Russian MoD releases drone footage of Roman theater in Palmyra blown up by ISIS (VIDEO)
The video compares the state of the architectural landmark from June 6, 2016, when all four columns and the facade of the theater were intact, to their present state from February 5.
The Russian Ministry of Defense (MoD) said the terrorists blew up the proscenium – the central part of the ancient theater.
The reports on yet another savage crime committed by Islamic State (IS, formerly ISIS/ISIL) emerged in late January. At the time, Maamoun Abdulkarim, the Syrian director-general for antiquities and museums, said that if the terrorists were not flushed out from the city, it awaits even “more destruction.”
The Russian Defense Ministry said the latest activity by IS near Palmyra indicates that they intend to finish off the remains of the ancient city’s architecture, reducing it to rubble before they retreat.
“We have detected an upsurge in truck movement near the ancient city amid Syrian troops’ successful advance on Palmyra.
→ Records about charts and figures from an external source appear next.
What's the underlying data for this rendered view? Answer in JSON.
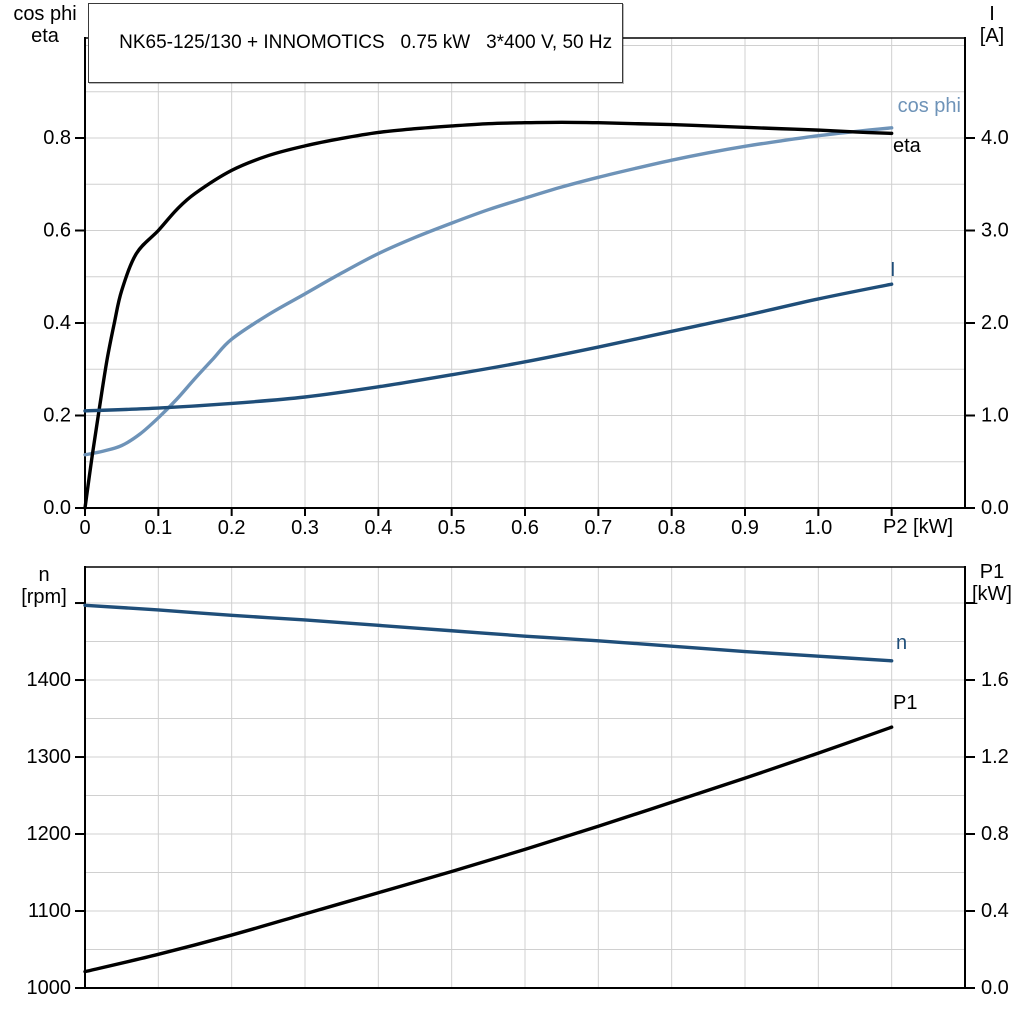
{
  "title_box": {
    "text": "NK65-125/130 + INNOMOTICS   0.75 kW   3*400 V, 50 Hz"
  },
  "colors": {
    "black": "#000000",
    "light_blue": "#6E93B8",
    "dark_blue": "#1F4E79",
    "grid": "#D0D0D0",
    "frame": "#000000"
  },
  "chart_data": [
    {
      "type": "line",
      "id": "motor-electrical-chart",
      "description": "cos phi, eta and current I versus shaft power P2",
      "x_axis": {
        "title": "P2 [kW]",
        "min": 0,
        "max": 1.2,
        "ticks": [
          0,
          0.1,
          0.2,
          0.3,
          0.4,
          0.5,
          0.6,
          0.7,
          0.8,
          0.9,
          1.0,
          1.1
        ],
        "tick_labels": [
          "0",
          "0.1",
          "0.2",
          "0.3",
          "0.4",
          "0.5",
          "0.6",
          "0.7",
          "0.8",
          "0.9",
          "1.0",
          ""
        ],
        "gridlines": [
          0.1,
          0.2,
          0.3,
          0.4,
          0.5,
          0.6,
          0.7,
          0.8,
          0.9,
          1.0,
          1.1
        ]
      },
      "y_left": {
        "title_lines": [
          "cos phi",
          "eta"
        ],
        "min": 0,
        "max": 1.0162,
        "ticks": [
          0,
          0.2,
          0.4,
          0.6,
          0.8
        ],
        "tick_labels": [
          "0.0",
          "0.2",
          "0.4",
          "0.6",
          "0.8"
        ],
        "extra_ticks": [],
        "gridlines": [
          0.1,
          0.2,
          0.3,
          0.4,
          0.5,
          0.6,
          0.7,
          0.8,
          0.9,
          1.0
        ]
      },
      "y_right": {
        "title_lines": [
          "I",
          "[A]"
        ],
        "min": 0,
        "max": 5.081,
        "ticks": [
          0,
          1,
          2,
          3,
          4
        ],
        "tick_labels": [
          "0.0",
          "1.0",
          "2.0",
          "3.0",
          "4.0"
        ],
        "extra_ticks": []
      },
      "series": [
        {
          "name": "cos phi",
          "color_key": "light_blue",
          "axis": "left",
          "points": [
            [
              0,
              0.115
            ],
            [
              0.025,
              0.123
            ],
            [
              0.05,
              0.135
            ],
            [
              0.075,
              0.16
            ],
            [
              0.1,
              0.195
            ],
            [
              0.125,
              0.235
            ],
            [
              0.15,
              0.28
            ],
            [
              0.175,
              0.323
            ],
            [
              0.2,
              0.365
            ],
            [
              0.25,
              0.418
            ],
            [
              0.3,
              0.463
            ],
            [
              0.35,
              0.508
            ],
            [
              0.4,
              0.55
            ],
            [
              0.45,
              0.585
            ],
            [
              0.5,
              0.616
            ],
            [
              0.55,
              0.645
            ],
            [
              0.6,
              0.67
            ],
            [
              0.65,
              0.694
            ],
            [
              0.7,
              0.715
            ],
            [
              0.75,
              0.734
            ],
            [
              0.8,
              0.752
            ],
            [
              0.85,
              0.768
            ],
            [
              0.9,
              0.782
            ],
            [
              0.95,
              0.794
            ],
            [
              1.0,
              0.805
            ],
            [
              1.05,
              0.814
            ],
            [
              1.1,
              0.822
            ]
          ]
        },
        {
          "name": "eta",
          "color_key": "black",
          "axis": "left",
          "points": [
            [
              0,
              0
            ],
            [
              0.01,
              0.115
            ],
            [
              0.02,
              0.22
            ],
            [
              0.03,
              0.32
            ],
            [
              0.04,
              0.4
            ],
            [
              0.05,
              0.47
            ],
            [
              0.07,
              0.55
            ],
            [
              0.1,
              0.6
            ],
            [
              0.125,
              0.645
            ],
            [
              0.15,
              0.68
            ],
            [
              0.2,
              0.73
            ],
            [
              0.25,
              0.762
            ],
            [
              0.3,
              0.783
            ],
            [
              0.35,
              0.799
            ],
            [
              0.4,
              0.812
            ],
            [
              0.45,
              0.82
            ],
            [
              0.5,
              0.826
            ],
            [
              0.55,
              0.831
            ],
            [
              0.6,
              0.833
            ],
            [
              0.65,
              0.834
            ],
            [
              0.7,
              0.833
            ],
            [
              0.75,
              0.831
            ],
            [
              0.8,
              0.829
            ],
            [
              0.85,
              0.826
            ],
            [
              0.9,
              0.823
            ],
            [
              0.95,
              0.82
            ],
            [
              1.0,
              0.817
            ],
            [
              1.05,
              0.813
            ],
            [
              1.1,
              0.81
            ]
          ]
        },
        {
          "name": "I",
          "color_key": "dark_blue",
          "axis": "right",
          "points": [
            [
              0,
              1.05
            ],
            [
              0.1,
              1.08
            ],
            [
              0.2,
              1.13
            ],
            [
              0.3,
              1.2
            ],
            [
              0.4,
              1.31
            ],
            [
              0.5,
              1.44
            ],
            [
              0.6,
              1.58
            ],
            [
              0.7,
              1.74
            ],
            [
              0.8,
              1.91
            ],
            [
              0.9,
              2.08
            ],
            [
              1.0,
              2.26
            ],
            [
              1.1,
              2.42
            ]
          ]
        }
      ]
    },
    {
      "type": "line",
      "id": "motor-speed-power-chart",
      "description": "speed n and input power P1 versus shaft power P2",
      "x_axis": {
        "title": "",
        "min": 0,
        "max": 1.2,
        "ticks": [],
        "tick_labels": [],
        "gridlines": [
          0.1,
          0.2,
          0.3,
          0.4,
          0.5,
          0.6,
          0.7,
          0.8,
          0.9,
          1.0,
          1.1
        ]
      },
      "y_left": {
        "title_lines": [
          "n",
          "[rpm]"
        ],
        "min": 1000,
        "max": 1546.8,
        "ticks": [
          1000,
          1100,
          1200,
          1300,
          1400
        ],
        "tick_labels": [
          "1000",
          "1100",
          "1200",
          "1300",
          "1400"
        ],
        "extra_ticks": [
          1500
        ],
        "gridlines": [
          1050,
          1100,
          1150,
          1200,
          1250,
          1300,
          1350,
          1400,
          1450,
          1500
        ]
      },
      "y_right": {
        "title_lines": [
          "P1",
          "[kW]"
        ],
        "min": 0,
        "max": 2.187,
        "ticks": [
          0,
          0.4,
          0.8,
          1.2,
          1.6
        ],
        "tick_labels": [
          "0.0",
          "0.4",
          "0.8",
          "1.2",
          "1.6"
        ],
        "extra_ticks": [
          2.0
        ]
      },
      "series": [
        {
          "name": "n",
          "color_key": "dark_blue",
          "axis": "left",
          "points": [
            [
              0,
              1497
            ],
            [
              0.1,
              1491
            ],
            [
              0.2,
              1484
            ],
            [
              0.3,
              1478
            ],
            [
              0.4,
              1471
            ],
            [
              0.5,
              1464
            ],
            [
              0.6,
              1457
            ],
            [
              0.7,
              1451
            ],
            [
              0.8,
              1444
            ],
            [
              0.9,
              1437
            ],
            [
              1.0,
              1431
            ],
            [
              1.1,
              1425
            ]
          ]
        },
        {
          "name": "P1",
          "color_key": "black",
          "axis": "right",
          "points": [
            [
              0,
              0.085
            ],
            [
              0.1,
              0.175
            ],
            [
              0.2,
              0.275
            ],
            [
              0.3,
              0.385
            ],
            [
              0.4,
              0.495
            ],
            [
              0.5,
              0.605
            ],
            [
              0.6,
              0.72
            ],
            [
              0.7,
              0.84
            ],
            [
              0.8,
              0.965
            ],
            [
              0.9,
              1.09
            ],
            [
              1.0,
              1.22
            ],
            [
              1.1,
              1.355
            ]
          ]
        }
      ]
    }
  ]
}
This indicates that IS wants to bring in explosives to deal maximum damage to the remaining architectural relics before they leave,” the Russian Defense Ministry said in a statement on Monday.
Russian presidential spokesman Dmitry Peskov on Monday expressed hope that Palmyra, along with its invaluable monuments, will be freed from terrorists soon.
“Unfortunately, these barbarian terrorists continue to cause destruction of the relics of human civilization. It is regrettable. And we hope that sooner or later these historical sites will finally be freed from these – one can hardly call them human – these barbarians,” Peskov said in a conference call with reporters. However, Peskov refused to comment on “matters of tactics and strategy” of the Russian troops with the media.
The act was also decried by UNESCO Director-General Irina Bokova as “a new war crime and an immense loss for the Syrian people and humanity.”
The ancient city of Palmyra, a UNESCO World Heritage Site, was one of the most important centers of the Roman Empire. After the site was recaptured by Syrian government forces last year, reconstruction work began to repair the extensive damage done by IS.
In particular, experts were working on a remarkable Lion of Allat statue from the first century AD, as well as the Arch of Triumph, the Temple of Baalshamin, and the iconic 2,000-year-old Bel Temple.
Palmyra was first captured by IS in May 2015. In March 2016, Syrian ground forces backed by the Russian Air Force liberated the ancient city, which had already lost a number of its most famous monuments.
Last December, the city fell back into the hands of Islamic State. Since then, Syrian government forces have been rapidly advancing towards Palmyra with support from the Russian armed forces.
According to the Russian Defense ministry, Syrian troops backed by Russian jets are currently continuing their advance, with less than 20km left to Palmyra. It also stated that over the past week Russian jets made more than 90 assault sorties.
“The Syrian government forces destroyed more than 180 objects of militant infrastructure, including more than 60 checkpoint, 15 warehouses storing weapons, ammunition and military vehicles, 43 armored cars and jeeps, equipped with heavy machine guns. Casualties among terrorists amounted to more than 200 people,” the ministry stated on Monday, adding that since February 7 the Syrian army established control over a territory of 22sq km, liberating the settlements of El Kuleybe and Kirkuk.
In total, since the government forces launched the operation to free Homs province from jihadists, they liberated some 805sq km of land.